From Sweet Swipes to Vanilla Value
Did you know that Baskin-Robbins offers 31 flavors, allowing customers to enjoy a different one each day of the month? Since the brand’s inception in 1945, it has produced over 1,400 flavors. The world of credit cards isn’t much different. Do I want Salted Caramel Truffle, Piña Colada, or Cotton Candy Bubblegum Blast? The dizzying array of cards to choose from isn’t poor design by issuers and banks; it’s built that way on purpose.
Last week, in From the Secret Sauce to Sweet Swipes, we covered the mechanisms by which card issuers make money. This week, we flip the script and cover how you can profit from them. Not everyone should chase every card, and your lineup depends entirely on your situation. Some people shouldn’t have credit cards at all.
If you’re prone to overspending, you’re better off with a cash back debit card, the rainbow sherbet of the wallet world. But if you’re comfortable paying on credit, there are plenty of flavors to sample. With a limited credit score or short history, you’ll start with beginner flavors before graduating to the premium ones.
Paying in full each month is crucial to avoid late fees and 20% interest, or even higher rates. One significant benefit of using a credit card for everyday purchases is that it passes liability to the card issuer. You’re buying on credit, meaning you haven’t actually paid yet.
It’s reassuring to know that your transactions are protected from fraud. If a thief steals my card, I can freeze it instantly and incur no liability. Most credit cards come with a zero liability guarantee, a layer of protection that debit cards don’t offer.
In my own lineup, I prioritize cash back rewards over points or miles-based systems to keep things streamlined. I’m also limited by what I can get approved for, so while I can’t snag the Platinum Prestigious Plus Whatever Card, there are still a few beginner-friendly options that pair perfectly.
First up is plain old vanilla. More like a fancier vanilla bean, however, the Fidelity Visa Signature 2% Cash Back card is a classic with upgrades. You earn unlimited 2% back when deposited into Fidelity accounts, with no minimum redemption requirements.
Additionally, you receive a $100 TSA PreCheck credit, which I used for my trip to Omaha. Visa Signature perks, such as secondary rental coverage and travel protection, round it out. For a zero-annual-fee card, it punches far above its weight.
There are no complicated points, math, or airline transfer charts, just straight cash. Like simple vanilla, the Fidelity 2% card gives me a discount on everything I buy and extra money to reinvest in my savings engine.

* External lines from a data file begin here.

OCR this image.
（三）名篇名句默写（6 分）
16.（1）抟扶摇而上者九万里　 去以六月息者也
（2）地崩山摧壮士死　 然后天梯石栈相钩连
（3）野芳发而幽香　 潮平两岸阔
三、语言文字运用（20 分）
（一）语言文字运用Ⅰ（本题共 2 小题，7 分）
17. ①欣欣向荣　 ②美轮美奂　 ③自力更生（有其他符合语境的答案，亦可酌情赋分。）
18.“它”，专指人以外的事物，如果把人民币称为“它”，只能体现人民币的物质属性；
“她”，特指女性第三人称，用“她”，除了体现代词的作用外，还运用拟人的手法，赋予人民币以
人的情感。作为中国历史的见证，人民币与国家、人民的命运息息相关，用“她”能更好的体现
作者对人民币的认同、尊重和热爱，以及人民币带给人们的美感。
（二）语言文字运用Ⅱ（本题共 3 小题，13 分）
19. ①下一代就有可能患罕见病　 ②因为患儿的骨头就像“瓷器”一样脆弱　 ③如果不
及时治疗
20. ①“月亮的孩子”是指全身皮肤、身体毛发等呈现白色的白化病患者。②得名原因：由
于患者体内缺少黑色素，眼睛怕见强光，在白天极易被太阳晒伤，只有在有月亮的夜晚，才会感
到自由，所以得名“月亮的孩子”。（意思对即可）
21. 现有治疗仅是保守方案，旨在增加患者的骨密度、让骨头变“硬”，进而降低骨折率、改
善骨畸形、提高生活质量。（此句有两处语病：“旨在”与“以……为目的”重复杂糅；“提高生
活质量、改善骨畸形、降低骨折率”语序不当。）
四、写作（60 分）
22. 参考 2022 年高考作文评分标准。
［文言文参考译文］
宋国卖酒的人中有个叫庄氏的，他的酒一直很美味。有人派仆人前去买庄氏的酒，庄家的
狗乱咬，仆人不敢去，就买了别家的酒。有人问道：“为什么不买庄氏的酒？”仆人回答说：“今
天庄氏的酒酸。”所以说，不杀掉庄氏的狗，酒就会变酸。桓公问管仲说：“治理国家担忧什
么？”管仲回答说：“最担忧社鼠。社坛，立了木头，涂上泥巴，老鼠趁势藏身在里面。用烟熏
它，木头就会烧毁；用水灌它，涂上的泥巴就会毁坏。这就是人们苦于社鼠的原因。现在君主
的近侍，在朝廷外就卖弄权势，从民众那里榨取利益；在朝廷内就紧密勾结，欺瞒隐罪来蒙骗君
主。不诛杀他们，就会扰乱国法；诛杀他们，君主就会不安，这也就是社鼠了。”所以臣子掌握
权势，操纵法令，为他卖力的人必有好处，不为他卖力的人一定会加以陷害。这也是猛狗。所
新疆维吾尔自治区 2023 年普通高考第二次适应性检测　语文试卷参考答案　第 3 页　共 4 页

Some delightful Pumpkin Ice Cream from UNC Charlotte’s SoVi Dining Hall
Let’s say you spend $1,000 a month on your card. That’s $20 in cash back each month, which you invest in the S&P 500 at an average annual return of 10%.
Over 10 years, your $20-a-month investment grows to more than $3,800, from a total of $2,400 in cash back.
Stretch that to 30 years, and you’re looking at nearly $40,000 from just $7,200 in cash back.
By retirement, that same steady cash back could be worth around $280,000, built from just $12,000 you earned on spending you were already doing.
Every swipe becomes a micro-investment.
And the sprinkles on top are that Fidelity automates the entire process for you. Your cash back can be automatically redeemed to your Roth IRA and invested in a low-cost fund. Purchasing an ETF like SPYM, an ultra-low-cost S&P 500 fund, can be fully automated, so you can never look at any of your accounts. Your credit card bill can also be automated, which is something you should be doing anyway to prevent unnecessary charges.